Model merging has emerged as a powerful technique for combining specialized capabilities from multiple fine-tuned LLMs without additional training costs. However, the security implications of this widely-adopted practice remain critically underexplored. In this work, we reveal that model merging introduces a novel attack surface that can be systematically exploited to compromise safety alignment. We present TrojanMerge,, a framework that embeds latent malicious components into source models that remain individually benign but produce severely misaligned models when merged. Our key insight is formulating this attack as a constrained optimization problem: we construct perturbations that preserve source model safety through directional consistency constraints, maintain capabilities via Frobenius directional alignment constraints, yet combine during merging to form pre-computed attack vectors.
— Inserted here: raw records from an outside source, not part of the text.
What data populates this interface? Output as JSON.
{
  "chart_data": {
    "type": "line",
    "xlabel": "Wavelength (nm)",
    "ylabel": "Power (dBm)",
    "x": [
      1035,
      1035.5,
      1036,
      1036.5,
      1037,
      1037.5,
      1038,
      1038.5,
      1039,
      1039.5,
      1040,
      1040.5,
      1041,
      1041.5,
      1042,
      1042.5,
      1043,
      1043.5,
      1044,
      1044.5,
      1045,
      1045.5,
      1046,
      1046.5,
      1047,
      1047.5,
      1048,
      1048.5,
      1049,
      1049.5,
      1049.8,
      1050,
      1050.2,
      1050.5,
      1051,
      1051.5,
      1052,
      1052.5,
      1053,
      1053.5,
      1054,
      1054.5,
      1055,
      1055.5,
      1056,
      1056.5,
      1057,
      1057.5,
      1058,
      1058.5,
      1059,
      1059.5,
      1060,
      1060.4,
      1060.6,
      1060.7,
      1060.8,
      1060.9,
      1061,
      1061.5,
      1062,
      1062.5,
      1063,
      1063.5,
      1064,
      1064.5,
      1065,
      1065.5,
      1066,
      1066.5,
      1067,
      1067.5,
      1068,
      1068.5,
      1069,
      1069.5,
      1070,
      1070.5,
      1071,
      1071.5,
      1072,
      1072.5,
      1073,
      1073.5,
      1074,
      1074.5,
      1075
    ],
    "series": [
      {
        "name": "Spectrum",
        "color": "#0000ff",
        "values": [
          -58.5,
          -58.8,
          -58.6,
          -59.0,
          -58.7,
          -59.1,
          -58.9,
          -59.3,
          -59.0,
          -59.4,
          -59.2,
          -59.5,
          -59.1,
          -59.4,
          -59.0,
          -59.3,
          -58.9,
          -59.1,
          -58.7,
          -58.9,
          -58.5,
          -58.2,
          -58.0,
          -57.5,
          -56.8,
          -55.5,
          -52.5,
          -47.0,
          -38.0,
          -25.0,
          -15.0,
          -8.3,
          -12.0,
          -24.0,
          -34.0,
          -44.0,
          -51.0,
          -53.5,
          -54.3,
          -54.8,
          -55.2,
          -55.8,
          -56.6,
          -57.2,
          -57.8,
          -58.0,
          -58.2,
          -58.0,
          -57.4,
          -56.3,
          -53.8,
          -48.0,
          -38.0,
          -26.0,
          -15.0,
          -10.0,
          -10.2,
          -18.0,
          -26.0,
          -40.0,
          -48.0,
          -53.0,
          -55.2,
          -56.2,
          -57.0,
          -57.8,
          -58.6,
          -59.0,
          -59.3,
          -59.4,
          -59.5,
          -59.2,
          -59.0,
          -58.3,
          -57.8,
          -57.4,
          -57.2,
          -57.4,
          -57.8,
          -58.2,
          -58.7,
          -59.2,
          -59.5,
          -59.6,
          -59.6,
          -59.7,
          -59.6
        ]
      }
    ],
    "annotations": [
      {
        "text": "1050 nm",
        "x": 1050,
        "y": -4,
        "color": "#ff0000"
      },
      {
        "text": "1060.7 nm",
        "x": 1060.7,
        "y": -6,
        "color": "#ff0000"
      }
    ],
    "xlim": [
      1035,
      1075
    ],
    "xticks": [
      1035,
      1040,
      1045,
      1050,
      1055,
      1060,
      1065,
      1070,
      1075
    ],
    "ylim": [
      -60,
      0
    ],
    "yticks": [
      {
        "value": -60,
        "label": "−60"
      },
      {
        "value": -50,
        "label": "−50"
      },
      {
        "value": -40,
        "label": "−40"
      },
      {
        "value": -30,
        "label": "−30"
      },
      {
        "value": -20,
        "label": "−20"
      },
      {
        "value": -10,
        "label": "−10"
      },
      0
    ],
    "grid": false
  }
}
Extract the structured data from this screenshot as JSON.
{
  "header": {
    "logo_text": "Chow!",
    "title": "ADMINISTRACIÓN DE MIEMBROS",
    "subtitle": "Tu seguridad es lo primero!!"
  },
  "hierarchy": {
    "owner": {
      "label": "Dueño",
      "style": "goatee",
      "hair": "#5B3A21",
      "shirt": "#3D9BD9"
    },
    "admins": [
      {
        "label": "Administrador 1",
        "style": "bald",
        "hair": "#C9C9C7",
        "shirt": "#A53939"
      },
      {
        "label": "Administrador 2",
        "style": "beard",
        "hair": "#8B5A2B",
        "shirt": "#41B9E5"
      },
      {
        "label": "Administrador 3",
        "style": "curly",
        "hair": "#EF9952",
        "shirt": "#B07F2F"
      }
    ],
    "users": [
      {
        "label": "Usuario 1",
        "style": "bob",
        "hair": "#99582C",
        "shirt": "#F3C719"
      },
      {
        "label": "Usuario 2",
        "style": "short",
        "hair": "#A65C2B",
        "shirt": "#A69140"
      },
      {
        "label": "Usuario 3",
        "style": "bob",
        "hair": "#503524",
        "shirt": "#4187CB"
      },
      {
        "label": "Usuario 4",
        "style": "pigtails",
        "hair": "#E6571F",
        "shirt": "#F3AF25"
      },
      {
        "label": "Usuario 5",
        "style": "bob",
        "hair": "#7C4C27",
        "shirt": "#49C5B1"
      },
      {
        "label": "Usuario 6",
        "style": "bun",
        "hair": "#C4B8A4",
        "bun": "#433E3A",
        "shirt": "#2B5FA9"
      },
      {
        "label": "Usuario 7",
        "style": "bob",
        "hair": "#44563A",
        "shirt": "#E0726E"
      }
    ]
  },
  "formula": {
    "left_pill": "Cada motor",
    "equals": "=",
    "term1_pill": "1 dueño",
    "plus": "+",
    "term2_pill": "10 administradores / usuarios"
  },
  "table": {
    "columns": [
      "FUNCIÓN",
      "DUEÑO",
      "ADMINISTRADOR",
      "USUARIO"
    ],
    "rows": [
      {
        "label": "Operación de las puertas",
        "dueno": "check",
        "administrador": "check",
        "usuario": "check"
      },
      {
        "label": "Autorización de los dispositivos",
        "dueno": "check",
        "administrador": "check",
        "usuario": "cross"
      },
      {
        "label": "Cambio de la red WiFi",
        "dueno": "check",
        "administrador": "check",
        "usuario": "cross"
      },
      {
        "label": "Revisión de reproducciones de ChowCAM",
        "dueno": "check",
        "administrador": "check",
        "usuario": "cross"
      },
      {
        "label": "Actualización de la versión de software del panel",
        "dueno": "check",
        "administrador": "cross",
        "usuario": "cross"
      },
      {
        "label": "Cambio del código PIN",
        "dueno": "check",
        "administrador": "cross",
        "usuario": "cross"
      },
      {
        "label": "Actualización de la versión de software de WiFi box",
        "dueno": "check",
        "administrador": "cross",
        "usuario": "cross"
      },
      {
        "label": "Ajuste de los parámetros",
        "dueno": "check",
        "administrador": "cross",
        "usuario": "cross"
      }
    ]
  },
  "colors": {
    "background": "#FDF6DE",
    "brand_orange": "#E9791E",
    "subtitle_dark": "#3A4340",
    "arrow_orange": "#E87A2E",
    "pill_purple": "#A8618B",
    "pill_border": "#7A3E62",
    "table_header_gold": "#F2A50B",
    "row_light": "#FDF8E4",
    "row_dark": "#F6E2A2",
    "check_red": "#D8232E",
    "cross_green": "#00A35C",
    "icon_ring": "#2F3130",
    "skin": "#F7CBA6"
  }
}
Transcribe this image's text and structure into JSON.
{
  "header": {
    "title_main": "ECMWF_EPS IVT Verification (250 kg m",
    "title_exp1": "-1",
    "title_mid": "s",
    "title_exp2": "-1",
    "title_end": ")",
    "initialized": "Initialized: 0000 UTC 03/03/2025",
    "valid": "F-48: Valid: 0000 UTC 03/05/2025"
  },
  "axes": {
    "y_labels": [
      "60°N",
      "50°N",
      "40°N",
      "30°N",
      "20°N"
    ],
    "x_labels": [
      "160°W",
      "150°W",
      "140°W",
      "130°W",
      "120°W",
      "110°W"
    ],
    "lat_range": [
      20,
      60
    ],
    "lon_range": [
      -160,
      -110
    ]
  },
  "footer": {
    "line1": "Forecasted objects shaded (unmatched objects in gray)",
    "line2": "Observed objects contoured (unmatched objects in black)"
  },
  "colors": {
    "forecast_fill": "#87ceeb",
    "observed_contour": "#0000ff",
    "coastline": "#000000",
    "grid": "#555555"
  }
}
Extensive experiments across 9 LLMs from 3 model families demonstrate that TrojanMerge, consistently achieves high harmful response rates in merged models while source models maintain safety scores comparable to unmodified versions. Our attack succeeds across diverse merging algorithms and remains effective under various hyperparameter configurations. These findings expose fundamental vulnerabilities in current model merging practices and highlight the urgent need for security-aware mechanisms.